There are other implications raised by the panel's report
For instance, if the No. 1 reactor at Fukushima was in fact crippled already by the earthquake before being struck by the tsunami, that would force Japanese regulators to revisit seismic criteria all of Japan's plants would be required to follow - which is known as their design basis - according to Najmedin Meshkati, a civil engineering professor at the University of Southern California, a noted researcher of nuclear safety in Japan.
"This finding basically puts into question some of the design basis assumptions that we have," Meshkati told Bloomberg. "If this reactor got some damage because of the earthquake, we really need to go back and revisit some of our assumptions that we have for the design basis of other reactors."
Meanwhile, over the objections of perhaps most of its citizens, Japan's nuclear power industry is slowly creeping back to life.
A pair of reactors operated by Kansai Electric Power Company won approval from the government to restart by the end of July, amid protests which have drawn tens of thousands of Japanese regarding the perceived dangers associated with nuclear power, the country's Kyodo News Agency reported, citing police estimates. A June 4 poll published by the Mainichi newspaper said as many 71 percent of Japanese people oppose the restarts.
'Unforgivable ignorance and arrogance'
The parliamentary report spared no criticism of how the TEPCO plant and one of its own agencies may have conspired to create a climate which allowed so much damage to be caused to the Fukushima complex.

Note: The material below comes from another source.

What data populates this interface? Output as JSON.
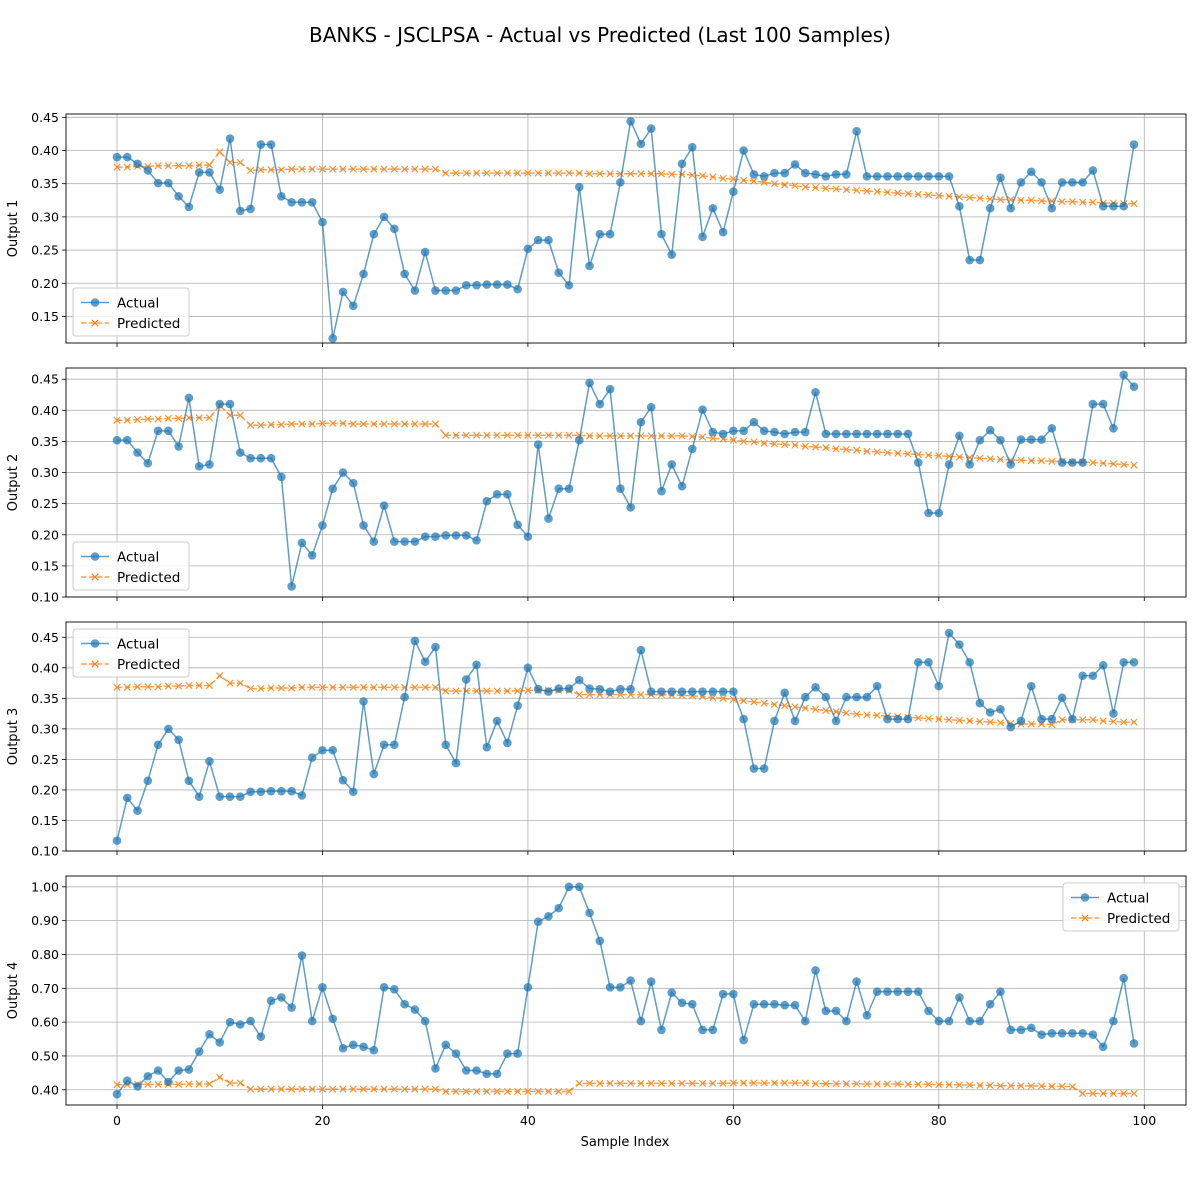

The report said lawmakers found evidence of "collusion" between TEPCO and the government's industry regulatory, the Nuclear and Industrial Safety Agency, in an effort to avoid the implementation of required safety regulations.
It went on to accuse TEPCO of exploiting its friendly relationship with the agency to soften the impact of the regulations.
"Across the board, the Commission found ignorance and arrogance unforgivable for anyone or any organization that deals with nuclear power," said its report.
The six-month investigation was the first of its kind in Japan's constitutional history, incorporating wide-ranging subpoena powers in which public hearings were held involving former Prime Minister Naoto Kan and TEPCO's ex-president, Masataka Shimizu, each of whom gave conflicting accounts of their response to the disaster.
For his part, Kan said he agreed with the panel's finding that the disaster was man-made, but he dickered with the report's conclusion regarding the government response, according to a post on his official blog.
Three earlier investigations into the incident, which were led by the government, TEPCO and a private foundation, said in subsequent reports that no evidence was found suggesting that major damage was caused to reactor buildings and equipment at the nuclear complex as a result of the quake.
Instead, they each concluded that the damage ensued as a direct result of the tsunami, which consumed the site underneath a 43-foot wave, which knocked out even backup power, causing three reactors to melt down.
Some experts believe fallout from the report could lead to even more "man-made" nuclear power disasters.
"It's a world-wide problem: the nuclear industry has taken control of the regulators," Arnie Gundersen, a U.S.-based former nuclear engineer and licensed reactor operator, told Bloomberg.